Diagnosis of desmitis of the suspensory ligament branches is based on clinical signs and ultrasonographic examination. Radiography should also be performed to evaluate the attachment of the suspensory branch on the proximal sesamoid bones.
Low four-point diagnostic analgesia, and usually intra-articular analgesia of the fetlock joint, improves the lameness.
Ultrasonographic examination can reveal a range of abnormalities in the suspensory ligament branches, which might or might not be active lesions, including enlargement, alteration of shape, and alterations in echogenicity (see ultrasonographic images).

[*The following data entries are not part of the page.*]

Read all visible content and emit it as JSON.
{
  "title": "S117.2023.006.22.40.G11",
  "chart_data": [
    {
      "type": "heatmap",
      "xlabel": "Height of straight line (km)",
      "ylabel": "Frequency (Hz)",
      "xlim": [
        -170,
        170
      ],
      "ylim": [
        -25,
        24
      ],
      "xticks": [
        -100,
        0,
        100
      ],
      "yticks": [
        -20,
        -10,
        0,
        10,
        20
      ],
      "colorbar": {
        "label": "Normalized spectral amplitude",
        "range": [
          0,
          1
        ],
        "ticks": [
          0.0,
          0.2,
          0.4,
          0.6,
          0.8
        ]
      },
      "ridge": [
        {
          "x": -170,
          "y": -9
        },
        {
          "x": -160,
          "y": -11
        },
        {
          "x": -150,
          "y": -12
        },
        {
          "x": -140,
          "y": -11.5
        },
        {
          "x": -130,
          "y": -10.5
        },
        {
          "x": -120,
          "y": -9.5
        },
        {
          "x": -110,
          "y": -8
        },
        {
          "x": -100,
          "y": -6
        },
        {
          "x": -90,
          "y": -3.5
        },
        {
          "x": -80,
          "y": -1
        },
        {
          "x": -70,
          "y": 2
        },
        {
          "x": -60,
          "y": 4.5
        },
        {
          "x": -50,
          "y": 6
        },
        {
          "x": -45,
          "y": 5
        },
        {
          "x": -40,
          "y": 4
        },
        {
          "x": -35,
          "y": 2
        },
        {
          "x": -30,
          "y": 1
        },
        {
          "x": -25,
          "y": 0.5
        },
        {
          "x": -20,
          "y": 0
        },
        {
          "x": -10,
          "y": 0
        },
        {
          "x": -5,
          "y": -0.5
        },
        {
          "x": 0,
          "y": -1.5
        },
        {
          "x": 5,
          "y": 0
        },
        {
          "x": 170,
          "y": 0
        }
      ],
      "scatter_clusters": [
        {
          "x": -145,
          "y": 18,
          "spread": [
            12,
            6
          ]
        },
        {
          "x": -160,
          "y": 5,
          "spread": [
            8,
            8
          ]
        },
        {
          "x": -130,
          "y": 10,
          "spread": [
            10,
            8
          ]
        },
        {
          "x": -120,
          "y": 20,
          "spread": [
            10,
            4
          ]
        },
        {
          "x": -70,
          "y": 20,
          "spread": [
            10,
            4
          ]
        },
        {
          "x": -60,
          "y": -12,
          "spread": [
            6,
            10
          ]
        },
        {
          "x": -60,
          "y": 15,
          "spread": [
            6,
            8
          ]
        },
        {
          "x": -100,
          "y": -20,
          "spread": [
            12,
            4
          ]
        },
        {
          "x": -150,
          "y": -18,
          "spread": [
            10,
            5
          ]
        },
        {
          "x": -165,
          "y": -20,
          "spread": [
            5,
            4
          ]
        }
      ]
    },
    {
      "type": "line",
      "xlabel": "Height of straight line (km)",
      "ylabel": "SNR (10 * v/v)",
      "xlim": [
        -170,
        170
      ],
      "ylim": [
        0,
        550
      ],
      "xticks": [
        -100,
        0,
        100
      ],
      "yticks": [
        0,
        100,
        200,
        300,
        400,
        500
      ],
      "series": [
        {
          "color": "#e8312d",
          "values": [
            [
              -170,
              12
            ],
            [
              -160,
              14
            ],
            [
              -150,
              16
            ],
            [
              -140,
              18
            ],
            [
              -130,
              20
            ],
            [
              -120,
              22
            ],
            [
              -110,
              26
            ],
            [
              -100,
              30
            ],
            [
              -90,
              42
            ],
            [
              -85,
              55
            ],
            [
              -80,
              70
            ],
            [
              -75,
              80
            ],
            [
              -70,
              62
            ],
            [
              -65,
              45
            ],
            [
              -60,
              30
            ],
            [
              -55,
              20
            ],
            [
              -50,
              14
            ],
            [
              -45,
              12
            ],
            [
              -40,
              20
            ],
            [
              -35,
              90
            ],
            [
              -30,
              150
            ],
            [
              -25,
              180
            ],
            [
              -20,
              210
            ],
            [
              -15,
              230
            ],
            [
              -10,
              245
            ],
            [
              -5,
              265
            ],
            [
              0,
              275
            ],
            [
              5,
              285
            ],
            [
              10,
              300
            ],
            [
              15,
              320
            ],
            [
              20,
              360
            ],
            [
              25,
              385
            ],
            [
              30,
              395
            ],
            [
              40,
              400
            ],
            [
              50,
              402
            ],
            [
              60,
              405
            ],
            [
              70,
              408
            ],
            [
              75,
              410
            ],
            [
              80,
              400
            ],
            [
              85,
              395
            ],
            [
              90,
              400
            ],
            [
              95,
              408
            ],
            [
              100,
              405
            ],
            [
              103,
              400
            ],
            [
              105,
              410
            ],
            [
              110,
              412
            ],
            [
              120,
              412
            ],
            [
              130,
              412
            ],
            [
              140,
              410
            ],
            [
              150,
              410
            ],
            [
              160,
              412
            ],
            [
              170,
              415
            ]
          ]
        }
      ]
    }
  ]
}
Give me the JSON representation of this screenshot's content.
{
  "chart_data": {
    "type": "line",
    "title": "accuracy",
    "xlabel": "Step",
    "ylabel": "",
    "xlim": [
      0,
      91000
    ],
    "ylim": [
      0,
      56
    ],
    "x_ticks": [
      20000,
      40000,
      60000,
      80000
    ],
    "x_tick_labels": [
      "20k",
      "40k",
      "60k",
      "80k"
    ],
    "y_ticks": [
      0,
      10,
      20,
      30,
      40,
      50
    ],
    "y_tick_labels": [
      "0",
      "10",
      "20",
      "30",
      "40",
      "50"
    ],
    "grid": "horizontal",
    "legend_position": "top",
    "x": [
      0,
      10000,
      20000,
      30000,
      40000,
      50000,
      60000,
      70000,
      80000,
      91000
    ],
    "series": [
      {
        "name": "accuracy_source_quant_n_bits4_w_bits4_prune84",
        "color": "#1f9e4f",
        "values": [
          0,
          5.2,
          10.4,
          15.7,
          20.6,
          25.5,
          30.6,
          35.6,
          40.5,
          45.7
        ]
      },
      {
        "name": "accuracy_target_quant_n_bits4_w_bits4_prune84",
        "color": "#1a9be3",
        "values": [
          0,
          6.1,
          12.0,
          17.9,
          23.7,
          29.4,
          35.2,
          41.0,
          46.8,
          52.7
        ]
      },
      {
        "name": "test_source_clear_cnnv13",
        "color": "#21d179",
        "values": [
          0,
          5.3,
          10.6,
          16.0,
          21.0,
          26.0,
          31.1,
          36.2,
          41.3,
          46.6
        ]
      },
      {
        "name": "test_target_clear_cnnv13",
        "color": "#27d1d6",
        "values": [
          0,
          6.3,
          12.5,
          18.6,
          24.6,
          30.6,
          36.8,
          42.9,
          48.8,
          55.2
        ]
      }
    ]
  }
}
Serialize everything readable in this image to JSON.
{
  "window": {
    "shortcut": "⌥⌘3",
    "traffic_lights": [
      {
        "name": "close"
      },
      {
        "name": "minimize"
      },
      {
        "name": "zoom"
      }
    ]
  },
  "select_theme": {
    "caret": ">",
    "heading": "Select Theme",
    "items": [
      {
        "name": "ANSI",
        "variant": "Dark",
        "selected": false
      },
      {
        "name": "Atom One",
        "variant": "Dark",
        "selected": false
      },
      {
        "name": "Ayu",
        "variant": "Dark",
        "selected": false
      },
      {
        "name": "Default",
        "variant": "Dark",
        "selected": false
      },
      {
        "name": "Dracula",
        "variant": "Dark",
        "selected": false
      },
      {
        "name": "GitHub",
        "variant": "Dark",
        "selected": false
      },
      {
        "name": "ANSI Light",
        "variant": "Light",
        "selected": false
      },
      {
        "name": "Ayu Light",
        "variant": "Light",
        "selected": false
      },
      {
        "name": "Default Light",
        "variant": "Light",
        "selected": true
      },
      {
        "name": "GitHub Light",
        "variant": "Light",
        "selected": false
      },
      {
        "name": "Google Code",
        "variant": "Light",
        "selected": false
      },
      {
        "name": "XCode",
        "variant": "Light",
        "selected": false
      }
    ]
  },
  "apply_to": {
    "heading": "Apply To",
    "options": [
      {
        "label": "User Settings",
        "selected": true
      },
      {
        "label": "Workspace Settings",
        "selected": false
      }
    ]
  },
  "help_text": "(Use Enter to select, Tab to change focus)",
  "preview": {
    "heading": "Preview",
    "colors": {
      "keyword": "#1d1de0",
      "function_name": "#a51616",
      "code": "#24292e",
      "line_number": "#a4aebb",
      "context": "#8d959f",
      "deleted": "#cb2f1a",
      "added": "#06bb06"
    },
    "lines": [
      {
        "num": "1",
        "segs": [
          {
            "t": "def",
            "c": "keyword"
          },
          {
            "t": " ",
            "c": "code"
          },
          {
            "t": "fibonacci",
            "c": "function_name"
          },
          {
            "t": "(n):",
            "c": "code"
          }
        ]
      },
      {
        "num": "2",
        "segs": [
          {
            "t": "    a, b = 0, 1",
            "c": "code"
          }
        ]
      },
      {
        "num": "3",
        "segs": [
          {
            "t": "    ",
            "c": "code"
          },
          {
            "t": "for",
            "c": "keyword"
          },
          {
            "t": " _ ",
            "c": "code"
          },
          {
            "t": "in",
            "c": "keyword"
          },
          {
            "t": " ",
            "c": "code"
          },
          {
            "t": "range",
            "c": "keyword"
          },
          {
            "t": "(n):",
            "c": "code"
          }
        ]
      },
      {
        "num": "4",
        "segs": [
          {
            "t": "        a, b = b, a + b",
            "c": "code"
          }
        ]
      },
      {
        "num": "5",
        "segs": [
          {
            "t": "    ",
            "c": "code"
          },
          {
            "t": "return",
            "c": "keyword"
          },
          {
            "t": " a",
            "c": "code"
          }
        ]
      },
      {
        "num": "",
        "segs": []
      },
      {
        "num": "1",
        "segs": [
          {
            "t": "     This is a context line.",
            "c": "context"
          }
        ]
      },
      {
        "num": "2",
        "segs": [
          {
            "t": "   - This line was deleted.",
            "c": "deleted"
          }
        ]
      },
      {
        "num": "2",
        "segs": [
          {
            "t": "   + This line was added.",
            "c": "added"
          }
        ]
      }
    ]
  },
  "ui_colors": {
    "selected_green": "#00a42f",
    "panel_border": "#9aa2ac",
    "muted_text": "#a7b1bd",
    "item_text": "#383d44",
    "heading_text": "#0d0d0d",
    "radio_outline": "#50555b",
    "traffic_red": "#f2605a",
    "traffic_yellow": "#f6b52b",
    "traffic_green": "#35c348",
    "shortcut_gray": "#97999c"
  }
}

Courtesy of Dr. Matthew T. Brokken.
Treatment of desmitis of the suspensory ligament branches depends on the severity of the clinical signs and on the breed and use of the horse. Shock wave therapy, local anti-inflammatories, ligament splitting, and regenerative therapy have all been used, with varying results. Strict attention to foot balance is also critical in treating these lesions.
Clinical signs can take ≥ 6 months to improve, and the condition can recur. The prognosis for reinjury or persistence of lameness is worse in horses that are hyperextended in their fetlocks at rest or in horses with marked periligamentous fibrosis around the branch on ultrasonographic examination.